Klangquelle ist definitiv die Pumpe. Habe systematisch alle anderen Geäruschquellen abgeschaltet. Dass dieses Geräusch tatsächlich von Festplatten kommt ist ausgeschlossn, da ich keine im Rechner verbaut habe. 

Bevor das Teil Retour geht wollte ich fragen ob anderen das Problem bekannt ist? Sind anderen Besitzern auch solche Geärusche von der Pumpe aufgefallen? 
Ich würde ja fast mal drauf wetten, dass irgendwie Luft im System ist.  
Schade schade..


----------



## mr2insane (8. Mai 2016)

Ich hab meine erst zirka 1.5 Monate aber noch ist bei mir nix 


Gesendet von iPhone mit Tapatalk


----------



## anon342 (23. März 2017)

Schau mal in meinen Thread


----------



## barmitzwa (24. März 2017)

anon342 schrieb:


> Schau mal in meinen Thread


auch wenn der Thread fast ein Jahr alt ist, bin ich deiner Aufforderung mal nachgekommen. Und jetzt? 

Meine läuft seit Anbeginn direkt am Netzteil. Geklackert hat sie unter 12V und 9V .. bei 7V läuft meine nicht an. 

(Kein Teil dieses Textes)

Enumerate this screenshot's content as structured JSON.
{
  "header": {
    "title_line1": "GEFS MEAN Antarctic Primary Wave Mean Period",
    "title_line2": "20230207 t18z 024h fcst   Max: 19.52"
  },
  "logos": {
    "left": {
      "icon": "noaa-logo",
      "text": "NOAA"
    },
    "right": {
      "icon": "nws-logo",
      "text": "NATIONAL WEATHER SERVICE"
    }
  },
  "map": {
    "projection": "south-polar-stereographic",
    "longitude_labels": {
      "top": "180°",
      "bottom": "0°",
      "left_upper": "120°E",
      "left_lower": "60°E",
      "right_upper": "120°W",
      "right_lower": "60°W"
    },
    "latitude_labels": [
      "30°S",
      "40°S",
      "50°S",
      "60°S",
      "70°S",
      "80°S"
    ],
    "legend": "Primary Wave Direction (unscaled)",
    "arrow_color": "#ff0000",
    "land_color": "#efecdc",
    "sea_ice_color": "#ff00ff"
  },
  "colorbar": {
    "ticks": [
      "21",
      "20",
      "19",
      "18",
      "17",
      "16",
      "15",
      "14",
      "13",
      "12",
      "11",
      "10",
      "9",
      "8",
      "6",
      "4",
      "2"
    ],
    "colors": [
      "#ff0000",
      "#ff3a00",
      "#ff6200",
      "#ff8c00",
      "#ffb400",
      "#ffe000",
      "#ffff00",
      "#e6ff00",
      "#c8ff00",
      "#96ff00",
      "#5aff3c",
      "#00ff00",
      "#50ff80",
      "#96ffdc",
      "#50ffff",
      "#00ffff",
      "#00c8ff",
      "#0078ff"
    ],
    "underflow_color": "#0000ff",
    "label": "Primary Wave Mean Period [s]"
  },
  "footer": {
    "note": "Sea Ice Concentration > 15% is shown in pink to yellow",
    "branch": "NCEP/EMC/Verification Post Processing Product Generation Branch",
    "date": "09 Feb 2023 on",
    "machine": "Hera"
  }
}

Wenn der Rechner eine Weile steht legt sich das Problem - wenn ich die Pumpe dann mal wieder ausbaue und etwas "durchschüttel" rattert es dann hin und wieder ein wenig, bis es sich nach wenigen Tagen wieder gelegt hat.


----------



## Chimera (24. März 2017)

Diese Rasselgeräusche sind typisch bei Asetek Modellen und schon seit der allerersten Gen bekannt. Manchmal treten sie gar nicht gross in Erscheinung, manchmal nur dezent, manchmal hörbar und manchmal auch ganz laut. Machen kann man leider nicht sehr viel, ausser versuchen über die Einbauposition Besserung zu finden oder damit leben oder  ne RMA. Man darf halt nicht vergessen, dass Asetek Modelle eigentlich noch nie wirklich auf Silent ausgelegt waren, sondern mehr auf Performance (drum lassen sie sich auch bei manchen Herstellern, wie z.B. Cryorig, gar nicht erst regeln, sondern laufen dank SATA Stromanschluss immer volle Kanne).
Nun, meine A80 basiert ja auf demselben Modell, der 5ten Generation von Asetek und bisher (nach 1 Jahr Betriebszeit) bin ich von ungewöhnlich lautem Rasseln verschont geblieben. Sicher, hält man sein Ohr nahe ran, dann hört man sie surren, doch nicht störend. Was mir bei 2 Kumpels an der Arctic jedoch auffiel: bei beiden reagierte die 240 recht empfindlich auf die Einbauart. Der eine hatte sie in der Front und so lag der Schlauchausgang tiefer als die Pumpe, da hörte man dann ein lauteres surren und beim anderen fiel uns auf, dass je nachdem wie wir die Pumpe anbrachten, sich das Geräusch auch änderte (am besten war es mit dem Logo kopfüber). 
Anfangs vermuteten wir auch noch, dass evtl. die deutlich bessere Backplate von Cryorig bei mir mehr Vibras schluckt, während die Arctic halt nur so ein Mini-Kreuzchen hat  Ob dem aber wirklich so ist, ist wiederum ne andere Frage. Auf alle Fälle kannst du ja mal Arctic anfragen, ob dies ein RMA Grund wäre, wen ndich das Geräusch zu sehr stört. Manche empfehlen bei solchen AIOs in solchen Fällen auch gerne mal den Schütteltrick, da sich ab und an Blasen im Radi sammeln können, persönlich bin ich aber nicht so ein Schüttelfan  DAS find ich übrigens auch nen Pluspunkt bei der BQ Silent Loop/Fractal Kelvin: die kann man entlüften. Nutze selber ja beides, ne geschlossene Asetek und eben die BQ Silent Loop, wobei ich mittlerweile immer mehr Pluspunkte bei der BQ finde und mehr Contra bei der Asetek. Naja, wen ndie Asetek dann mal hinüber ist, kommt da wohl auch ne Silent Loop rein


----------